Secrétaire générale de la fédération Protection sociale et Emploi et secrétaire générale adjointe confédérale, Christine Lecerf partage avec nous les défis auxquels militants et salariés ont dû faire face... Avant d'ouvrir le débat sur le devenir de la protection sociale en France.
Quels bouleversements la survenue du Covid-19 a-t-elle provoqués au sein des services et personnels que vous représentez ?

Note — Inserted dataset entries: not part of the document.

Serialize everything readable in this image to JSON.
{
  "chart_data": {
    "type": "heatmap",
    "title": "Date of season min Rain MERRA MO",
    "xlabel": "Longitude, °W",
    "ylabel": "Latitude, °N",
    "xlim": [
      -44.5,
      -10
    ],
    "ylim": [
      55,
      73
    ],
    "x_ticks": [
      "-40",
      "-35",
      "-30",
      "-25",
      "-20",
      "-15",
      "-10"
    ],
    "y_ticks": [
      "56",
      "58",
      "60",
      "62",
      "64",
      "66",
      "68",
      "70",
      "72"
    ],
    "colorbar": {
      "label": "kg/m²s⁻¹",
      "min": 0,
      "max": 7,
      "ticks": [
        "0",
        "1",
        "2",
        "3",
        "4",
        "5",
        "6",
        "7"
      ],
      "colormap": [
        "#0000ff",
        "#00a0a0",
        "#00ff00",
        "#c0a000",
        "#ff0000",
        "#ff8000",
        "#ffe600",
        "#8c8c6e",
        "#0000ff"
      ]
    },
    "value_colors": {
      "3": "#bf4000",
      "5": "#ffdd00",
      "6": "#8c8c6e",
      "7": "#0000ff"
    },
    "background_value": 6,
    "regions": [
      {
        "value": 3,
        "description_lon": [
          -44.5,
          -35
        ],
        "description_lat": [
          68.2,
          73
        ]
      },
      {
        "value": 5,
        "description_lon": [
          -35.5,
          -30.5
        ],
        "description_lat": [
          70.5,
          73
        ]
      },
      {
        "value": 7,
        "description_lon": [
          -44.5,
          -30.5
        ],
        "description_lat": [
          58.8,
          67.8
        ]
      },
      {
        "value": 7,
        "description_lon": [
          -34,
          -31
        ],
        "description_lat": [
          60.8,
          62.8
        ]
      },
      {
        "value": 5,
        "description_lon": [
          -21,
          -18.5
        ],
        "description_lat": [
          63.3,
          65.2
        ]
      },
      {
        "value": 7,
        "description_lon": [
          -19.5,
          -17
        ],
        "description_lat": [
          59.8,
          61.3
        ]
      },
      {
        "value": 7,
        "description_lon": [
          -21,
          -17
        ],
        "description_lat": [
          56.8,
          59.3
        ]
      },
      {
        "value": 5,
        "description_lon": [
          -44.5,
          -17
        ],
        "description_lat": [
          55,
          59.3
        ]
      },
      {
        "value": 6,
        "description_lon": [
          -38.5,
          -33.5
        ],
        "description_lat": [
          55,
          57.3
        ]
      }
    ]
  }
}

La situation est inédite : il a fallu faire face à une urgence sanitaire totale et imprévue. La mission de nos agents recouvre l’ensemble des prestations régulières (familiales, retraites de base et complémentaires, revenus de remplacement, pensions…) et ponctuelles (aides sociales, remboursements maladie, assurance chômage…). Elle est donc fondamentale, concerne l’ensemble de la population. Il fallait assurer la continuité de ce service(1), répondre à l’urgence sociale, régler au plus vite les prestations, poursuivre notre accompagnement. Le personnel a dû s’adapter très rapidement. Certains agents avaient l’habitude de télétravailler ; la majorité, non. Et pour eux, il était nécessaire de rendre possible le travail à la maison. Il fallait aussi maintenir le présentiel, certaines missions ne pouvant être télétravaillables. Prenons un exemple très simple, mais au cœur de l’activité utile : le tri et la numérisation des courriers reçus. Une chaîne de personnels est restée en fonction dans les caisses, les organismes, qui représente 10 à 15 % des effectifs globaux (informatique, logistique, management, plateforme de services…). Enfin – et on en parle trop peu – certains effectifs soignants (dans les Ehpad ou certaines institutions sociales médicalisées) sont sous gestion directe de l’Assurance maladie(2). Nous devons évidemment leur porter une attention particulière.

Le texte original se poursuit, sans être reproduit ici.